Nada do que vou falar aqui é novidade. Mas não custa enfatizar.
Quando a gente se dispõe a abraçar uma causa humanitária qualquer, a gente tem que estar com os pés no chão. Temos que estar conscientes de que não passamos de um grão de areia no universo. Temos que estar preparados pra enfrentar todas as atitudes hostis que tal decisão pode gerar até mesmo provenientes daqueles que estamos tentando ajudar. E, principalmente, não podemos deixar que o sucesso de nossa simples iniciativa, possa fazer com que nos sintamos ou sejamos chamados de heróis porque ninguém é. Faz parte da nossa obrigação como seres humanos.
Se resolvermos que vamos dar de comer a uma ou mais pessoas, precisamos não cair na tentação de acreditar em promessas daqueles que ao perceberem nossa boa intenção, aproveitam para clamar que vão acabar com a fome do resto do nosso bairro, cidade, país ou até mesmo no mundo. Ninguém acaba com a fome. Eu sei disso.

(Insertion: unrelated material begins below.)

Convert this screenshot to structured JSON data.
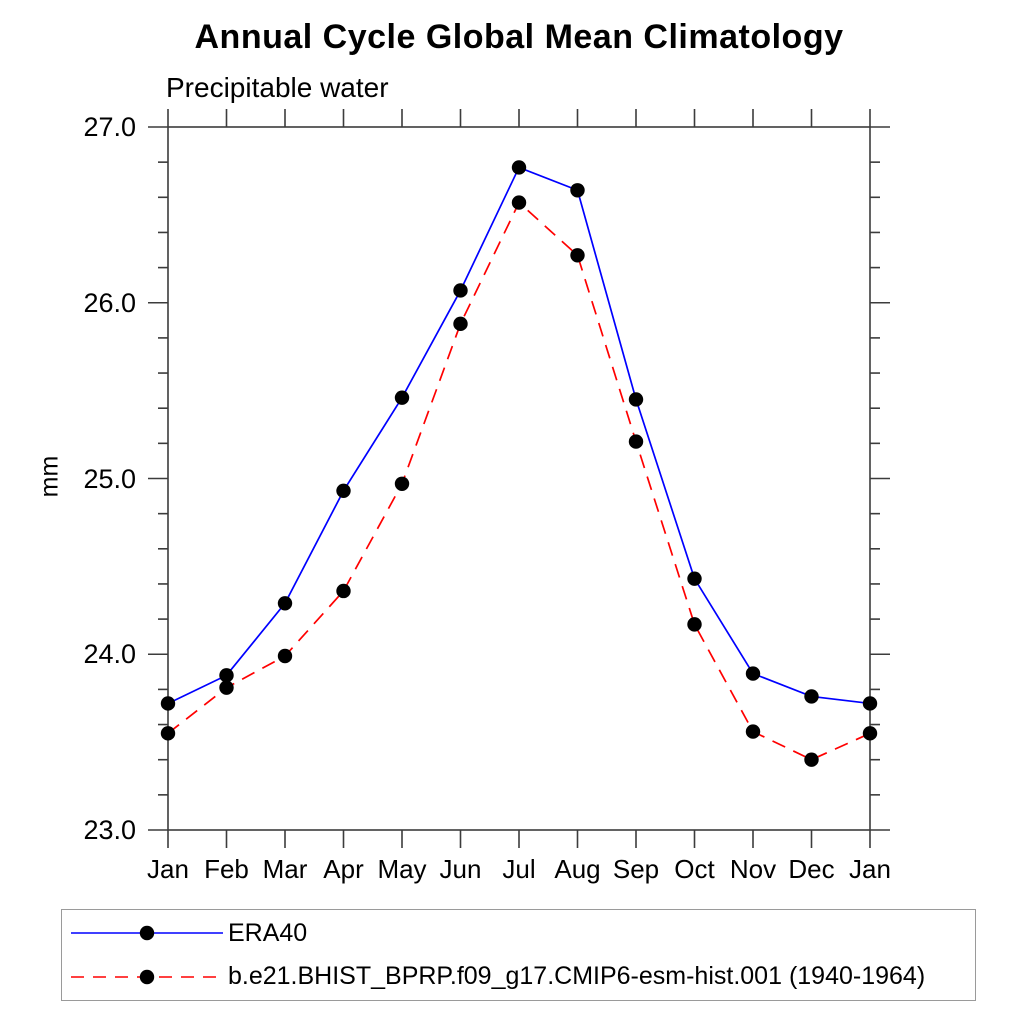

O mesmo critério deve ser aplicado aos que tem o sonho de ajudar pessoas a estudarem. Sempre haverá alguém que aproveitará a carona e usará nosso exemplo para prometer que vai resolver o problema da educação. Ninguém acaba com o analfabetismo. Também sei disso.
No campo da saúde, o problema é ainda maior. Porque ao tentarmos ajudar a ciência com nossas parcas contribuições, sempre encontraremos quem use nosso exemplo para prometer que mazelas de toda sorte serão eliminadas do planeta. Ninguém acaba com todos os males que afetam a saúde de qualquer espécie. Claro que não.
O exemplo mais bizarro é certamente o da corrupção. Por mais que consigamos não cair na tentação de aceitar propinas ou benefícios que nos favoreçam de forma ilegal, basta olharmos à nossa volta para percebermos que no meio daqueles que vociferam impropérios contra a corrupção se encontram na verdade os que conseguem nos enganar diariamente. Ninguém acaba com a corrupção. Não é novidade pra mim.

Foto Andre Telles Fotografia
Então paremos de nos iludir. Paremos de achar que sabemos eleger líderes. Não sabemos. Se soubéssemos, estaríamos vivendo no Shangri-La. Esse lugar não existe. Ele foi inventado por um escritor de nome James Hilton que também era um visionário como muitos de nós somos.
Paremos também de culpar os outros por terem mentido em suas promessas. O erro foi nosso porque fingimos acreditar no que eles diziam, porque no fundo nos sabíamos que tais promessas eram praticamente impossíveis de serem cumpridas.
O que nos resta? A fé? Fé em quem? Nas divindades que não param de mandar recados por seus interlocutores dizendo que precisamos orar mais, comprar mais terrenos para viver na eternidade pós morte, engolir mais hóstias aos domingos, levar mais flores para saltar as 7 ondas na praia, ajoelhar mais de 5 vezes ao dia em cima de um tapete?
Ou será que precisamos, de uma vez por todas, admitir que se não nos contentarmos em apenas dar de comer a quem admite que tem fome, ajudarmos na educação apenas de quem admite que precisa estudar, dar um remédio ou levar ao médico a quem aceita que está doente e – claro – recusar qualquer ajuda a quem ou de quem tenta nos corromper é a solução para sentirmos que fizemos nossa parte?
Por que insistimos em ajudar tanto a quem não está pedindo nem quer ajuda?
No dia 11 de julho de 1989 as Nações Unidas declararam aquela data como o Dia Mundial da População. Dois anos antes, a população mundial tinha ultrapassado a marca de 5 bilhões de pessoas. Estima-se hoje que a população mundial está chegando à incrível marca de 7.58 bilhões.
Será então que devemos exaurir nossas energias tentando melhorar o que para menos de 60 milhões está bom assim, ou será que é melhor direcionar nossas boas intenções ao restante da humanidade? Será que temos o direito de tentar interferir nas escolhas de cada um?
É preciso deixar que cada um tropece nas mesmas pedras que nos fizeram cair um dia. É preciso respeitar as escolhas alheias, para que respeitem as nossas próprias. Não temos o direito de tentar interferir na vida de ninguém, essa é a grande verdade que como eu disse no início desse desabafo, não é novidade pra ninguém.